Elle ajoute que devant le juge des référés la SCP DVV a produit 56 nouvelles factures, qui soit font doublon avec d’autres déjà produites, soit sont nouvelles et ne sont pas visées dans l’assignation en référé, soit enfin sont émises pour la période allant de 2011 à juillet 2013 à l’en-tête de la SCP DVV alors qu’elles concernent manifestement des prestations effectuées par le docteur [J] avant son association avec le docteur [U] lequel a crée son cabinet en 2014.

Elle en déduit qu’il s’agit de fausses factures émises par la SCP DVV.

Elle conteste par conséquent, le fait que la SCP DVV ait imputé ses paiements sur ces factures antérieures au début de son exercice, à hauteur des sommes suivantes :

– 2 773,95 euros pour 2013 (factures datant de 2010 et 2011),

– 1 013,59 euros pour 2014 (facture de 2011 et 2012),

– 3 000,00 euros pour 2015 (factures antérieures à juillet 2013)

soit un total de 6 787,54 euros.

Elle prétend que la SCP DVV ne peut justifier ces imputations par la cession des parts détenues par le Docteur [J] dans la SCP Docteurs Vétérinaires [J] – [U] à la SCP Docteur Vétérinaire [U], alors que les deux entités sont distinctes.

Elle affirme que ces imputations sont d’autant plus injustifiées que le Docteur [J] a attesté avoir encaissé en 2013 et 2014 plusieurs règlements pour un montant total de 2 860,85 euros correspondant à des acomptes sur les sommes dues à son cabinet concernant les années 2010 et 2011, donc antérieures à son association avec le Docteur [U] dans la SCP [J] – [U], et ne lui a pas réclamé d’autres sommes.

Elle conclut que ses paiements imputés à tort sur les années antérieures à l’activité de la SCP DVV, excèdent le montant de la somme qui lui est réclamée laquelle ne serait pas due, s’ils avaient été imputés sur les factures émises par la SCP DVV.

* * * *

De son côté, la SCP DVV maintient sa demande en paiement du solde de 21 factures émises entre le 31 juillet 2013 et le 2 novembre 2015 pour un montant de 5 640,40 euros, se décomposant comme suit :

– année 2013 : 801,95 euros,

– année 2014 : 2 379,77 euros,

– année 2015 : 2 458,68 euros.

Elle indique avoir ventilé les différents paiements effectués par Mme [Y] en reprenant ses propres chiffres, entre les factures sans que cela permette de solder la totalité des factures émises pour chaque année de référence.
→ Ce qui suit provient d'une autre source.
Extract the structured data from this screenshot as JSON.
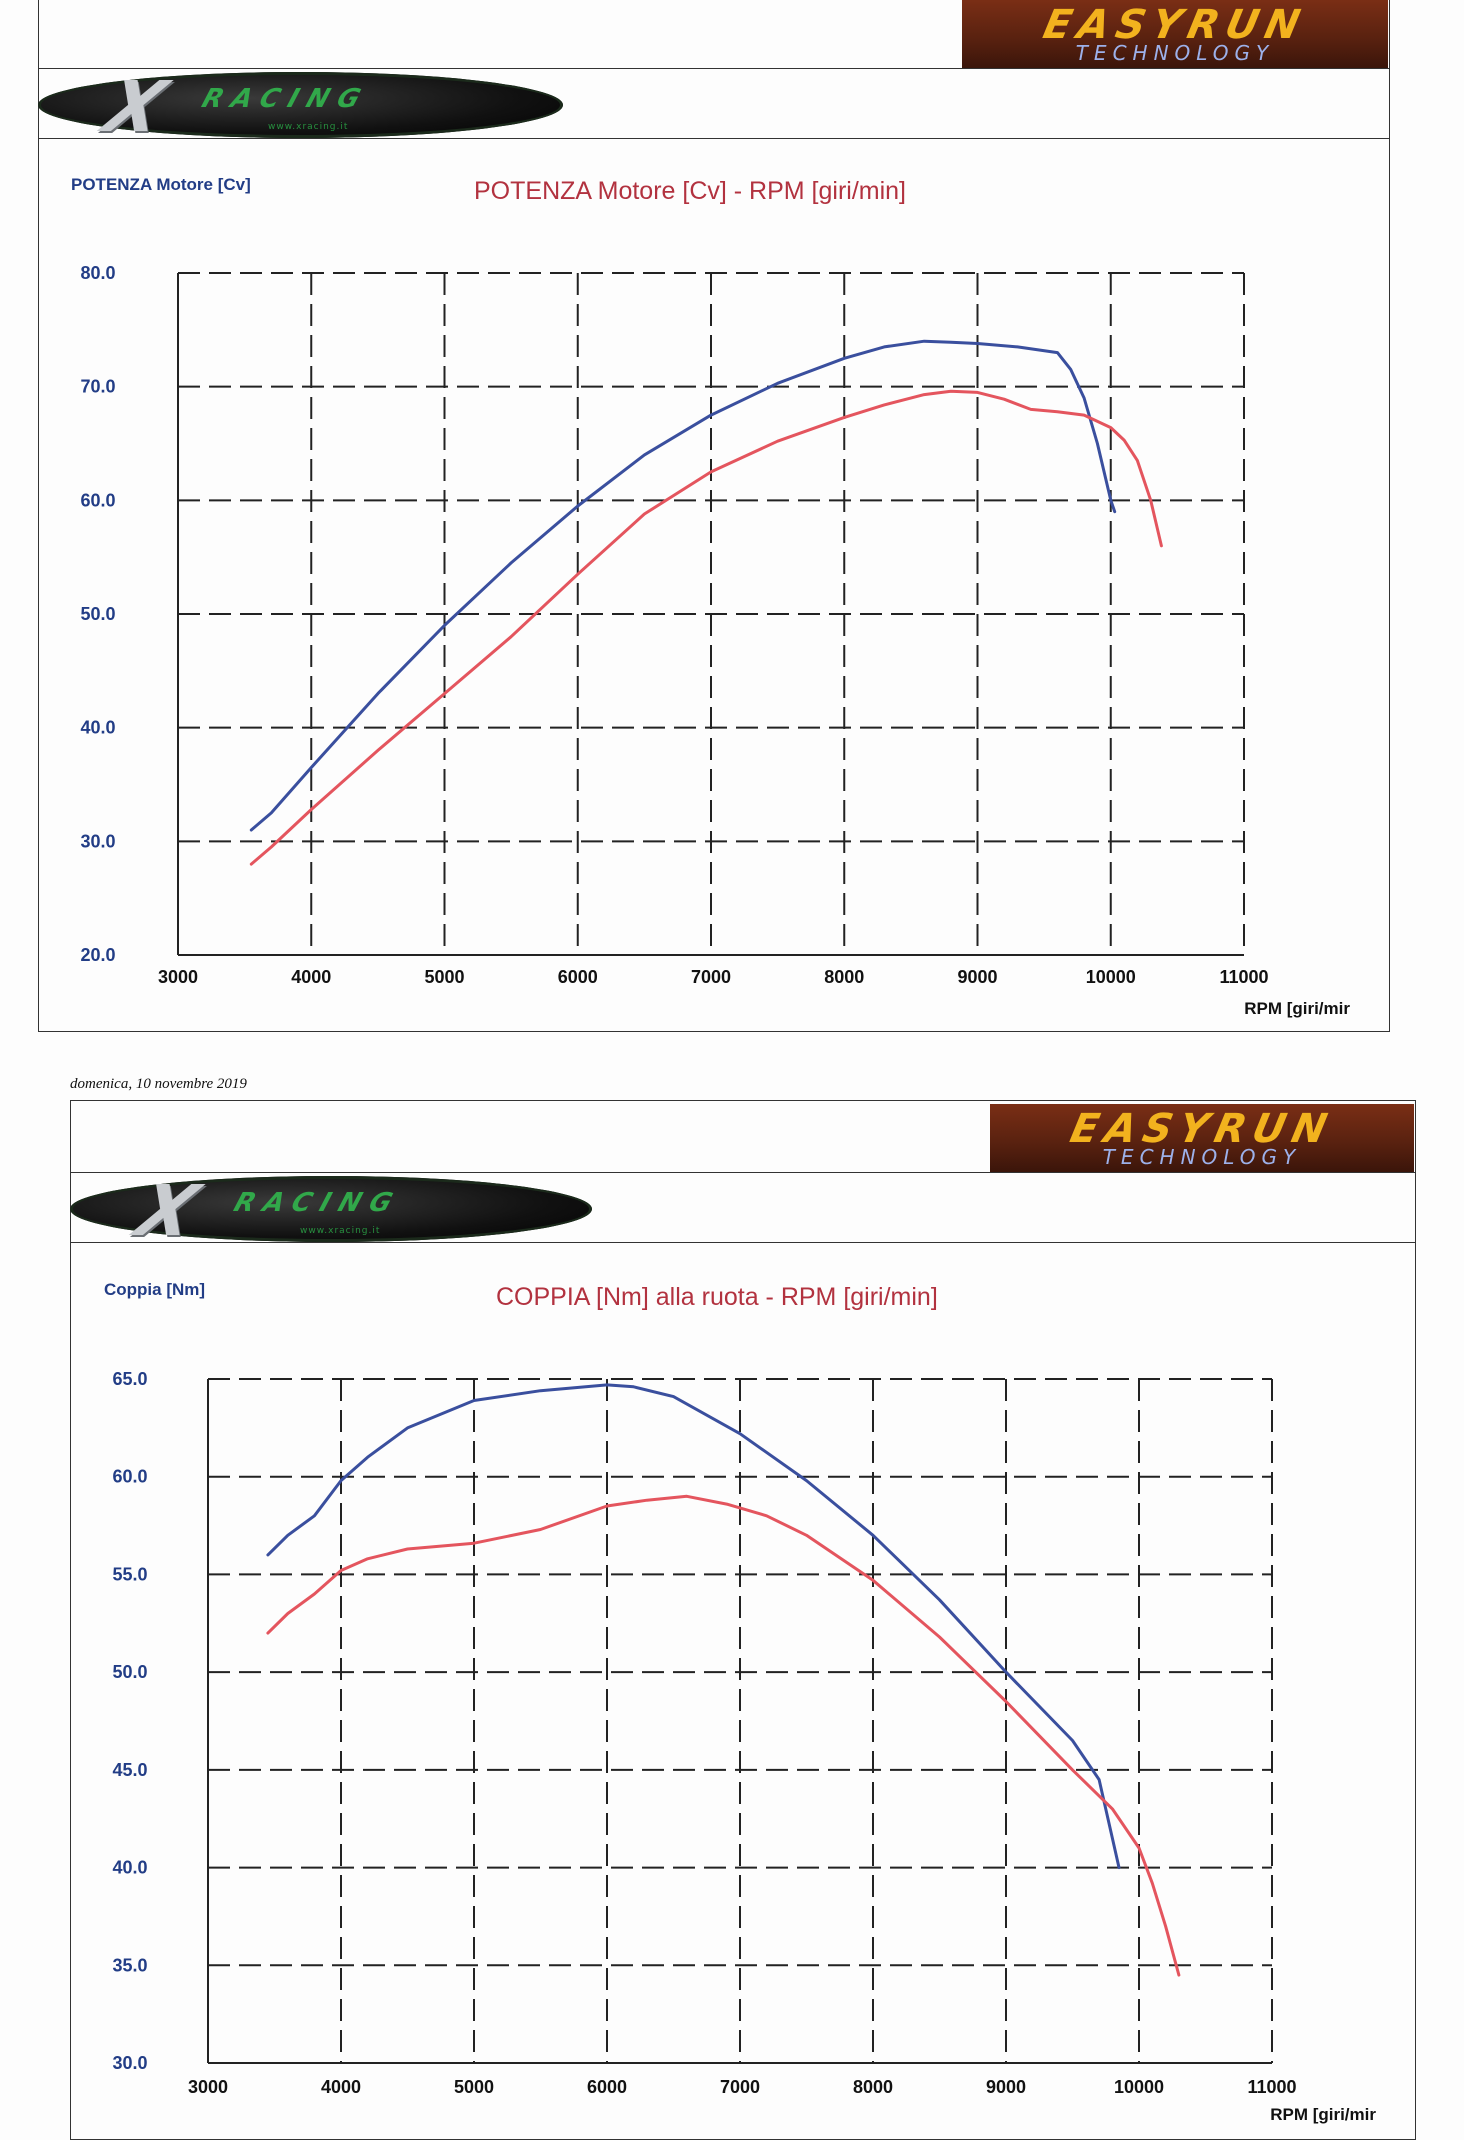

Dans la mesure où Mme [Y] payait avec retard ses factures, elle indique avoir imputé ses paiements sur les factures les plus anciennes, conformément à l’article 1342-10 du code civil, et à son souhait tel qu’elle l’a exprimé dans sa reconnaissance de dette, du 29 décembre 2015.

Ainsi, la SCP DVV expose que :

– en 2013, Mme [Y] a réglé 3 721,18 euros, laissant un solde restant dû de 452,52 euros au titre de la facture n°967 du 31 juillet 2011,

– en 2014, Mme [Y] a réglé une somme de 2 188,58 euros, faisant apparaître, un solde dû de 443,91 euros au titre de la facture n°229 du 31 janvier 2013 partiellement réglée à la suite de l’imputation de 160 euros, payés par chèque du 7 août 2014,

– en 2015, Mme [Y] a réglé une somme de 4 761,17 euros, somme qui a été imputée sur les factures émises au cours de cette année et à concurrence de 3 000 euros pour apurer les factures émise entre le 28 février 2013 et le 31 juillet 2013, soit au total 10 625,93 euros.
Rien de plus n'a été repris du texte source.